The lawsuit, filed in the United States District Court for the Southern District of New York, alleges that Puda and its investment bankers and auditors failed to disclose adverse facts about the company's business.
If you purchased shares of Puda Coal on or around December 8, 2010, and February 12, 2011, or directly from the investment banks, and you wish to move the court for lead plaintiff status, you must do so by June 13, 2011. Partner Reed R. Kathrein is leading the firm's investigation from its San Francisco office and can be reached by phone at 510-725-3000. You can also contact the Hagens Berman legal team via email at Pudacoal@hbsslaw.com. Additional information is available at www.hbsslaw.com/pudacoal.

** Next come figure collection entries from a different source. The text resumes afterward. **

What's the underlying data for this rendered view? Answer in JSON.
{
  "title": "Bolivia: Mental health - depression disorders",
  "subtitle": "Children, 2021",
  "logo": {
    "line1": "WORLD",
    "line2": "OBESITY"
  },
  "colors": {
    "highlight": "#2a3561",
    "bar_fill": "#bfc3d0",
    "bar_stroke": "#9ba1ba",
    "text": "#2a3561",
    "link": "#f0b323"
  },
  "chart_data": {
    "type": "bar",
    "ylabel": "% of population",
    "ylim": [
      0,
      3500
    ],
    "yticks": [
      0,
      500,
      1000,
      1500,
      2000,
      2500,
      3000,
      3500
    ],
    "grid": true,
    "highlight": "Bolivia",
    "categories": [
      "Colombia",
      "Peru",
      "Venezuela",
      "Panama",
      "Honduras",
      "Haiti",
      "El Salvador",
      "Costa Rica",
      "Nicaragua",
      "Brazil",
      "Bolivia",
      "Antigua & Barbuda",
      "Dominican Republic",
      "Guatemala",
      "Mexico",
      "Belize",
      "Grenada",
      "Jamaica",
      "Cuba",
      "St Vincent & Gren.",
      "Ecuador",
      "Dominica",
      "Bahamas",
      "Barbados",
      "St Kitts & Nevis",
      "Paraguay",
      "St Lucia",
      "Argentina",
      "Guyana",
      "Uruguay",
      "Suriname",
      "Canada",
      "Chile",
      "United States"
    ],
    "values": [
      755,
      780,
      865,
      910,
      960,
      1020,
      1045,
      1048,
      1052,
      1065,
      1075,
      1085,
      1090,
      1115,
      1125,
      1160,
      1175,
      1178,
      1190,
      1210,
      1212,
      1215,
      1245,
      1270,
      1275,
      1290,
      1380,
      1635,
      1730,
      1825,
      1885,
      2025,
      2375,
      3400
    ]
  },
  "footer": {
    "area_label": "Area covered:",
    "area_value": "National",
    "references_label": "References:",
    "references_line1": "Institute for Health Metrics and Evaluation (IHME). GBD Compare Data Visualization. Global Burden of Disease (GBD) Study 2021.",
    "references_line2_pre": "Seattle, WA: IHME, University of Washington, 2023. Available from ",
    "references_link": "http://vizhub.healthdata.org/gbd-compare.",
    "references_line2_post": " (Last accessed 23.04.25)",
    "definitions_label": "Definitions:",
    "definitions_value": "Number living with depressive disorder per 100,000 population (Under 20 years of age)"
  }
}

The lawsuit alleges that Puda transferred the ownership of subsidiary Shanxi Coal without authorization or disclosure to investors and exaggerated its ownership stake in the subsidiary."Puda’s auditors and investment bankers appear to have failed to perform basic due diligence and to inform investors of crucial facts about this subsidiary and the company's stake in it,” said Mr. Kathrein. On April 8, 2011, an article entitled "Puda Coal Chairman Secretly Sold Half the Company and Pledged the Other Half to Chinese PE Investors" was published. Following a response from Puda announcing that it was reviewing the allegations in the article, the stock price for the company fell 34 percent.